July 25, 2016
Some psychologists have identified two styles they observe in fathers. These two styles are called “Authoritarian” and “Authoritative.”
Authoritarian fathers can be characterized by command and control. They tend to give orders and punish when their orders are not carried out. The role of the father, from all appearances, is to establish and enforce rules. Authoritarian fathers attempt to “exercise authority over” the house.
Authoritarian leadership in the home most usually results in rebellion. Children feel unloved and find ways to circumvent rules that they view as arbitrary. Sons are often left feeling that they don’t measure up and may either simply withdraw and underachieve or spend their entire life attempting to prove themselves but never actually reaching the mark. They spend their lives feeling “less than” other men. Daughters find it more difficult to bond with a husband since they rarely bond with their authoritarian dad.
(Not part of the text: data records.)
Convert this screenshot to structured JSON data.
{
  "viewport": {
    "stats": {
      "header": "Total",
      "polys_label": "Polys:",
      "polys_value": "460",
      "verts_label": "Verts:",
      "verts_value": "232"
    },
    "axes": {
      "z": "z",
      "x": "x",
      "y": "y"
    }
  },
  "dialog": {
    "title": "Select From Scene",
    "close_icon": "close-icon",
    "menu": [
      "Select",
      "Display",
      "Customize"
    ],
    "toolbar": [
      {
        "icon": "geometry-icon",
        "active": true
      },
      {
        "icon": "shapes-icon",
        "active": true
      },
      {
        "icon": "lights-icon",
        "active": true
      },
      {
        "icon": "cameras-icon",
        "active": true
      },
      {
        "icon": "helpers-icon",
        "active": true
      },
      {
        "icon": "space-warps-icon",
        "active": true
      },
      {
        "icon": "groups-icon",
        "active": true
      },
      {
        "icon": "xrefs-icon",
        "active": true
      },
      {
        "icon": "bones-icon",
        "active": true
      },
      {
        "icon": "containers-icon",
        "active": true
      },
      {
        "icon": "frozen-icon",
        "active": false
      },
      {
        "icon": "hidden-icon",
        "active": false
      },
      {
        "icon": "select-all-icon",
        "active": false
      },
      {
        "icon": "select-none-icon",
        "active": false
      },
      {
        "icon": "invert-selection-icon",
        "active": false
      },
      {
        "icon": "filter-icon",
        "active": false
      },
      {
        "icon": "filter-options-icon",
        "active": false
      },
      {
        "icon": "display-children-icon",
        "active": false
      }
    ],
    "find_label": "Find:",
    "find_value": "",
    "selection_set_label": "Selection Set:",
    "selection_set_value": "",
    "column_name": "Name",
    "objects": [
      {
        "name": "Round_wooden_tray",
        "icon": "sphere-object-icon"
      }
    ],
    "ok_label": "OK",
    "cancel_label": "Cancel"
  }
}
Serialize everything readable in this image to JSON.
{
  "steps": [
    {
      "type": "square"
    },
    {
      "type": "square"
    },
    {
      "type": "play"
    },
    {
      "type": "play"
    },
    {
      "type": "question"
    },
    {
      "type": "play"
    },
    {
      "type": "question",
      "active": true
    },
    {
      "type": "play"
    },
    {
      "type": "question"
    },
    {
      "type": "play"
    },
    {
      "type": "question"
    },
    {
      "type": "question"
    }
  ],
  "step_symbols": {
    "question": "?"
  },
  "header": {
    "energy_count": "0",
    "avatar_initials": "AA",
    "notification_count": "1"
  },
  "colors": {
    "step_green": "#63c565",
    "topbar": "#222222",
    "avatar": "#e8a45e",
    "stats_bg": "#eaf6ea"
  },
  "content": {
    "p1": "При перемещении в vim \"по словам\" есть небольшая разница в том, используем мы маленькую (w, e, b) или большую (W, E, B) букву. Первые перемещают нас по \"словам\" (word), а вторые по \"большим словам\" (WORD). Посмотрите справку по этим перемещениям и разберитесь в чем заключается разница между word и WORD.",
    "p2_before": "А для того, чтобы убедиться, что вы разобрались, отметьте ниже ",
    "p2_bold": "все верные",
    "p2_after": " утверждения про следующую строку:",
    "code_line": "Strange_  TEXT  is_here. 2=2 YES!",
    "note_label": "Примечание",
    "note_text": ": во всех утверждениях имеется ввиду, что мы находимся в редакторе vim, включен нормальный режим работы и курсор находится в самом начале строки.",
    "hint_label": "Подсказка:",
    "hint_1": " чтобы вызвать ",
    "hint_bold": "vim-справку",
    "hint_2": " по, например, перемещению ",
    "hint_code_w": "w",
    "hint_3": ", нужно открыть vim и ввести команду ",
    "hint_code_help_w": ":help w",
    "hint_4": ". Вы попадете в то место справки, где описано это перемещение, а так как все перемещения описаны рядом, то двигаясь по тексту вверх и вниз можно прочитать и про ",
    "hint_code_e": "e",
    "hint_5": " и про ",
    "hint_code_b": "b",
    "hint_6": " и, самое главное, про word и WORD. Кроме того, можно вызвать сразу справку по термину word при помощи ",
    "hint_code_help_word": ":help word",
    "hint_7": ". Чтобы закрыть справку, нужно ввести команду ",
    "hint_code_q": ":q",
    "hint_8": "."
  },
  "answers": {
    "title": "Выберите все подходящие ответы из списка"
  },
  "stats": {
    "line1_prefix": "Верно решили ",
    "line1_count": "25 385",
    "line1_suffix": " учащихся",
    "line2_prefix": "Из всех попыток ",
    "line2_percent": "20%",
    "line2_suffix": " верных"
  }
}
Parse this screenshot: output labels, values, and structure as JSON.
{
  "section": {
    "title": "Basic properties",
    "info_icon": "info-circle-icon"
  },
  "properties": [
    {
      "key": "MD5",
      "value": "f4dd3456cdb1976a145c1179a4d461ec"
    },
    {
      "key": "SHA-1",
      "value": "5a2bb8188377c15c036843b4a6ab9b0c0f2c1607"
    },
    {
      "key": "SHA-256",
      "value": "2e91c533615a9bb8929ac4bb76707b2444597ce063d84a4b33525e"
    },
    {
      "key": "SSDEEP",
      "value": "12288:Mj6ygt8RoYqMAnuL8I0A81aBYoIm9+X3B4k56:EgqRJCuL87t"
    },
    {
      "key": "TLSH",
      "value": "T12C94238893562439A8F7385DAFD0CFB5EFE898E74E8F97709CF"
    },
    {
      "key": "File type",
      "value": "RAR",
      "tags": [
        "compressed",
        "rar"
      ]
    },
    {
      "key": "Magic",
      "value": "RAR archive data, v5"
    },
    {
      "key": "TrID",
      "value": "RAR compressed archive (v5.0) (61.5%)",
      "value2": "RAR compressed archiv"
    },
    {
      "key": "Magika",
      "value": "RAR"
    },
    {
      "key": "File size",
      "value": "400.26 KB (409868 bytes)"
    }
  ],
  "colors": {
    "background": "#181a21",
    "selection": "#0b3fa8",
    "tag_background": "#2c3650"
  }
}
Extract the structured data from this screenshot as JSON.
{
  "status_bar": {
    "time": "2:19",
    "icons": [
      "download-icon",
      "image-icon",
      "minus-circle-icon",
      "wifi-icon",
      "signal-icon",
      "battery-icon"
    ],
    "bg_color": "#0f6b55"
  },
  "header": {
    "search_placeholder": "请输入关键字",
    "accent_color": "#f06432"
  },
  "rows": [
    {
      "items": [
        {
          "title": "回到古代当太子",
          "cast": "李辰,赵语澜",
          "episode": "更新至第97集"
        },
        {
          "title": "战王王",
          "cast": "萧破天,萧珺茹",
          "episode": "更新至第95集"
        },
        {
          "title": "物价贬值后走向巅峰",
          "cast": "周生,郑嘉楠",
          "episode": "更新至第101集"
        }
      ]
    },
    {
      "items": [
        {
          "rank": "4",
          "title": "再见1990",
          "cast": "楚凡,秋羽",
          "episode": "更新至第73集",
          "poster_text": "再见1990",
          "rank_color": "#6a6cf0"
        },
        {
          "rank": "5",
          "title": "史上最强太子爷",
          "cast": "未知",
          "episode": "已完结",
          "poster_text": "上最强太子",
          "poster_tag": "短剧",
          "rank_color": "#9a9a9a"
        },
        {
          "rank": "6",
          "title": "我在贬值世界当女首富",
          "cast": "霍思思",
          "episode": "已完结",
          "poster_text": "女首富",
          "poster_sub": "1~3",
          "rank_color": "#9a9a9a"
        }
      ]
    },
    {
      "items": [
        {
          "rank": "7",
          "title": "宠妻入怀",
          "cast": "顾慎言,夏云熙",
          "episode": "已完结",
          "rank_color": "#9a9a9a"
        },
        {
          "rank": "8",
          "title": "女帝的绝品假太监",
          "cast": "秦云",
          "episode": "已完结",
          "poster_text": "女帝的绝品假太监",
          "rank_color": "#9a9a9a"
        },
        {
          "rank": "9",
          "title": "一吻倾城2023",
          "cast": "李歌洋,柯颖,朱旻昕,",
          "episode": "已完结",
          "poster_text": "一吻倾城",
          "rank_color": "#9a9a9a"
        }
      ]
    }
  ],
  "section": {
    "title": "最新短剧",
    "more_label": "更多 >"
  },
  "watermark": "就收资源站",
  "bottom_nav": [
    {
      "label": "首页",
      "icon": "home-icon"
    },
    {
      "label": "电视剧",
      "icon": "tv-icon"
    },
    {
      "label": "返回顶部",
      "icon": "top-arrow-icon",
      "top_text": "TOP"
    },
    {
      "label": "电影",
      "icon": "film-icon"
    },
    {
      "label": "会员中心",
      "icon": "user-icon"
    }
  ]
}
Authoritative fathers begin with warmth and then add structure. They start with a relationship of love and acceptance. The father is viewed as a protector, provider, and encourager of every member of the family. The father attempts to meet the needs of his family, placing those needs ahead of his own.
Authoritative fathers never declare that they are the “head of house,” but may often hear their spouse and children tell others that Dad is the head of their family. This style of leadership has been demonstrated to provide the best opportunity to produce healthy, happy children and a happy spouse. Sons are more likely to believe that they measure up while daughters find healthy relationships with men easier to obtain.
Once again we see that Jesus’ model of leadership is servant leadership. And servant leadership provides the best chances of a happy and harmonious home.